Tuesday, February 14, 2017

It's Not Quite a Valentine's Day Massacre, But...

I assume that an outsider like me cannot really penetrate to the wheels within wheels of the resignation of Gen. Michael Flynn as National Security Advisor.

Was it the CIA getting back at a critic? The Obama holdovers sowing mayhem? The misleading of Vice-President Pence? The bureaucratic incompetence of Flynn?

Who knows? I expect we will see a lot more of this in the Trump administration. His presidency is, after all, a direct challenge to the power of the "deep state" and the deep state is going to do its best to weaken him.

Over at RealClearPolitics.com, the liberals are all shocked as the chaos in the Trump administration, but I wonder. The whole Trump campaign has been a notorious chaos, so we have to wonder whether that is by design.

Normal politicians avoid the appearance of chaos and uncertainty in their image and actions, for an obvious reason. They want to project a notion of the steady, fatherly leader. Trump obviously doesn't.

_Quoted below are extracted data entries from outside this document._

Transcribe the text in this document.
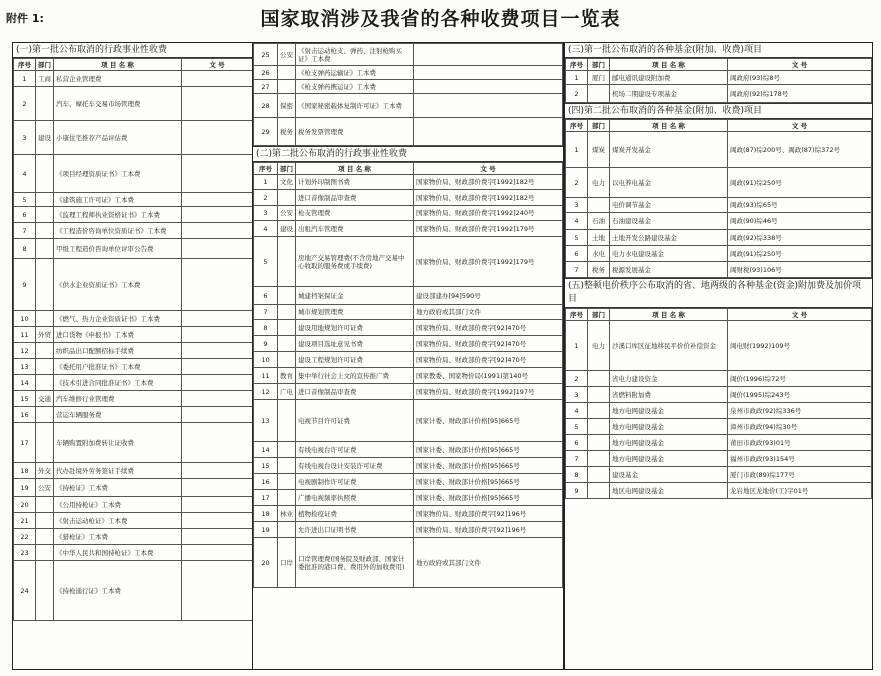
附件 1:	国家取消涉及我省的各种收费项目一览表
(一)第一批公布取消的行政事业性收费
序号	部门	项 目 名 称	文 号
1	工商	私营企业管理费	
2		汽车、摩托车交易市场管理费	
3	建设	小康住宅推荐产品评估费	
4		《项目经理资质证书》工本费	
5		《建筑施工许可证》工本费	
6		《监理工程师执业资格证书》工本费	
7		《工程造价咨询单位资质证书》工本费	
8		甲级工程造价咨询单位评审公告费	
9		《供水企业资质证书》工本费	
10		《燃气、热力企业资质证书》工本费	
11	外贸	进口货物《申报书》工本费	
12		纺织品出口配额招标手续费	
13		《委托用户批准证书》工本费	
14		《技术引进合同批准证书》工本费	
15	交通	汽车维修行业管理费	
16		营运车辆服务费	
17		车辆购置附加费转让证收费	
18	外交	代办赴境外劳务签证手续费	
19	公安	《持枪证》工本费	
20		《公用持枪证》工本费	
21		《射击运动枪证》工本费	
22		《猎枪证》工本费	
23		《中华人民共和国持枪证》工本费	
24		《持枪通行证》工本费	
25	公安	《射击运动枪支、弹药、注射枪购买证》工本费	
26		《枪支弹药运输证》工本费	
27		《枪支弹药携运证》工本费	
28	保密	《国家秘密载体复制许可证》工本费	
29	税务	税务发票管理费	
(二)第二批公布取消的行政事业性收费
序号	部门	项 目 名 称	文 号
1	文化	计划外印制图书费	国家物价局、财政部价费字[1992]182号
2		进口音像制品审查费	国家物价局、财政部价费字[1992]182号
3	公安	枪支管理费	国家物价局、财政部价费字[1992]240号
4	建设	出租汽车管理费	国家物价局、财政部价费字[1992]179号
5		房地产交易管理费(不含房地产交易中心收取的服务费或手续费)	国家物价局、财政部价费字[1992]179号
6		城建档案保证金	建设部建办[94]590号
7		城市规划管理费	地方政府或其部门文件
8		建设用地规划许可证费	国家物价局、财政部价费字[92]470号
9		建设项目选址意见书费	国家物价局、财政部价费字[92]470号
10		建设工程规划许可证费	国家物价局、财政部价费字[92]470号
11	教育	集中举行社会上文的宣传推广费	国家教委、国家物价局(1991)第140号
12	广电	进口音像制品审查费	国家物价局、财政部价费字[1992]197号
13		电视节目许可证费	国家计委、财政部计价格[95]665号
14		有线电视台许可证费	国家计委、财政部计价格[95]665号
15		有线电视台设计安装许可证费	国家计委、财政部计价格[95]665号
16		电视剧制作许可证费	国家计委、财政部计价格[95]665号
17		广播电视频率执照费	国家计委、财政部计价格[95]665号
18	林业	植物检疫证费	国家物价局、财政部价费字[92]196号
19		允许进出口证明书费	国家物价局、财政部价费字[92]196号
20	口岸	口岸管理费(国务院及财政部、国家计委批准的港口费、费用外的加收费用)	地方政府或其部门文件
(三)第一批公布取消的各种基金(附加、收费)项目
序号	部门	项 目 名 称	文 号
1	厦门	邮电通讯建设附加费	闽政府(93)综8号
2		机场二期建设专项基金	闽政府(92)综178号
(四)第二批公布取消的各种基金(附加、收费)项目
序号	部门	项 目 名 称	文 号
1	煤炭	煤炭开发基金	闽政(87)综200号、闽政(87)综372号
2	电力	以电养电基金	闽政(91)综250号
3		电价调节基金	闽政(93)综65号
4	石油	石油建设基金	闽政(90)综46号
5	土地	土地开发公路建设基金	闽政(92)综338号
6	水电	电力水电建设基金	闽政(91)综250号
7	税务	税源发展基金	闽财税(93)106号
(五)整顿电价秩序公布取消的省、地两级的各种基金(资金)附加费及加价项目
序号	部门	项 目 名 称	文 号
1	电力	沙溪口库区征地移民平价价补偿资金	闽电财(1992)109号
2		省电力建设资金	闽价(1996)综72号
3		省燃料附加费	闽价(1995)综243号
4		地方电网建设基金	泉州市政政(92)综336号
5		地方电网建设基金	漳州市政政(94)综30号
6		地方电网建设基金	莆田市政政(93)01号
7		地方电网建设基金	福州市政政(93)154号
8		建设基金	厦门市政(89)综177号
9		地区电网建设基金	龙岩地区龙地价(工)字01号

Polymath Willis Eschenbach proposes a reason why, extrapolating from his own life experience. Donald Trump is a builder. He has spent his life building buildings. Builders, Eschenbach explains, cannot afford to take their eye off the donut. Everything they do must be about about building the building.
Once you start out on the path to the finished building, you stay focused on the finished building, ignoring everything else, and you do whatever it takes to get the building done. In other words, it’s all about the building first, the building second, and everything else is a distant third.
But there is another aspect of building that Willis leaves out. Every building project is a controlled crash. Everything that can go wrong probably will go wrong, but the builder in charge must keep his cool and keep solving problems until the building is done. And when it is done and signed off, nobody that wasn't there will have the least idea of all the toil and trouble it took to get the building built.

I think that is the key thing to understand about Trump and his critics. Trump is used to the controlled chaos of building buildings. Whatever his strengths and weaknesses he has been able to wive and thrive in the chaotic ups and downs of his career in developing and building buildings.

Compared to him, most of his ruling-class critics have had a quiet life. Maybe they came up through the elite colleges; maybe they advanced upon their parents' connections. Maybe their sheer talent has helped them along. But few of them can have experienced the chaotic life of ups and downs that Trump has apparently mastered.

As for me, I hate construction projects, even at the mild domestic level. I like an even-tempered life of routine, doing the same thing every day, and I hate being pushed off kilter by the whims and the needs of other people. So I get why Trump's critics are appalled by his modus operandi.

Of course, at this stage, nobody knows whether the Trump administration will be a success or a failure. But it would be foolish to think that the daily Sturm und Drang means that Trump is incompetent or out of his depth.

Trump is used to chaos. He is a builder.